Retrieve the features as type uint16 and copy them to the provided buffer.

Parameters
[out] buffer Pointer to the buffer to store the feature data
[in] num_elements The number of elements corresponding to the size of the buffer; If this is not large enough to store the entire feature buffer the function will return with an error.
Note
This function overwrites the entire buffer.
Returns
SL_STATUS_OK for success SL_STATUS_INVALID_PARAMETER num_elements too small

sl_ml_audio_feature_generation_fill_tensor()

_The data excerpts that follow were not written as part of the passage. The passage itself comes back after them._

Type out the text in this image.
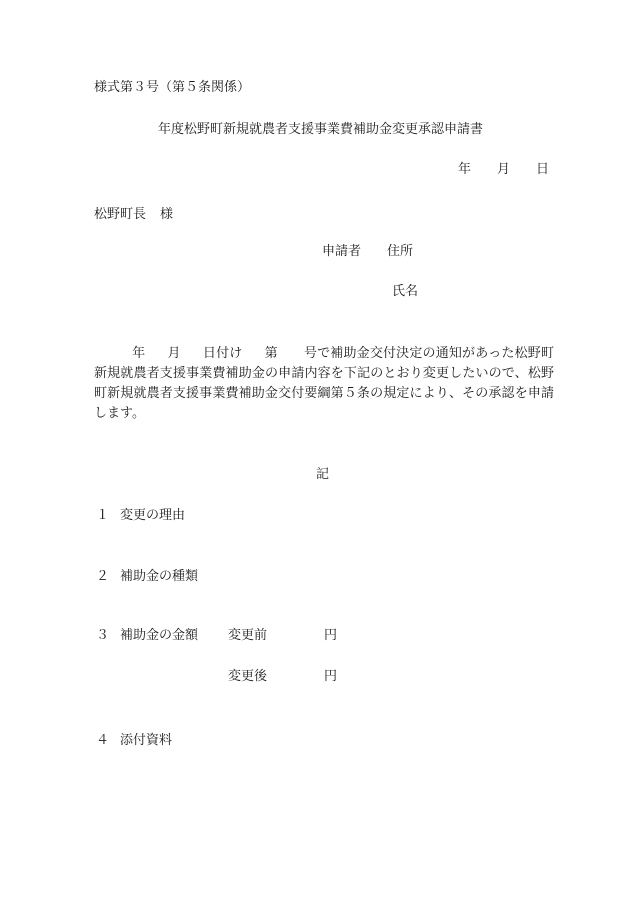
様式第３号（第５条関係）
年度松野町新規就農者支援事業費補助金変更承認申請書
年 月 日
松野町長 様
申請者 住所
氏名
年 月 日付け 第 号で補助金交付決定の通知があった松野町新規就農者支援事業費補助金の申請内容を下記のとおり変更したいので、松野町新規就農者支援事業費補助金交付要綱第５条の規定により、その承認を申請します。
記
１ 変更の理由
２ 補助金の種類
３ 補助金の金額 変更前	円
変更後	円
４ 添付資料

sl_status_t sl_ml_audio_feature_generation_fill_tensor ( TfLiteTensor * input_tensor )

Fill a TensorFlow tensor with feature data of type int8.

The int8 values are derived by quantizing the microfrontend output, expected to be in the range 0 to 670, to signed integer numbers in -128 to 127 range.

Parameters
[in] input_tensor The input tensor to fill with features.
Note
This function overwrites the entire input tensor.
Supports tensors of type kTfLiteInt8.
Returns
SL_STATUS_OK for success SL_STATUS_INVALID_PARAMETER Tensor type or size does not correspond with configuration

sl_ml_audio_feature_generation_get_new_feature_slice_count()

int sl_ml_audio_feature_generation_get_new_feature_slice_count ( )

Return the number of new or unfetched feature slices that have been updated since the last call to sl_ml_audio_feature_generation_get_features_raw or sl_ml_audio_feature_generation_fill_tensor.

Returns
The number of unfetched feature slices

sl_ml_audio_feature_generation_get_feature_buffer_size()

int sl_ml_audio_feature_generation_get_feature_buffer_size ( )

Return the feature buffer size.

Returns
Size of the feature buffer

sl_ml_audio_feature_generation_reset()

void sl_ml_audio_feature_generation_reset ( )

Reset the state of the audio feature generator.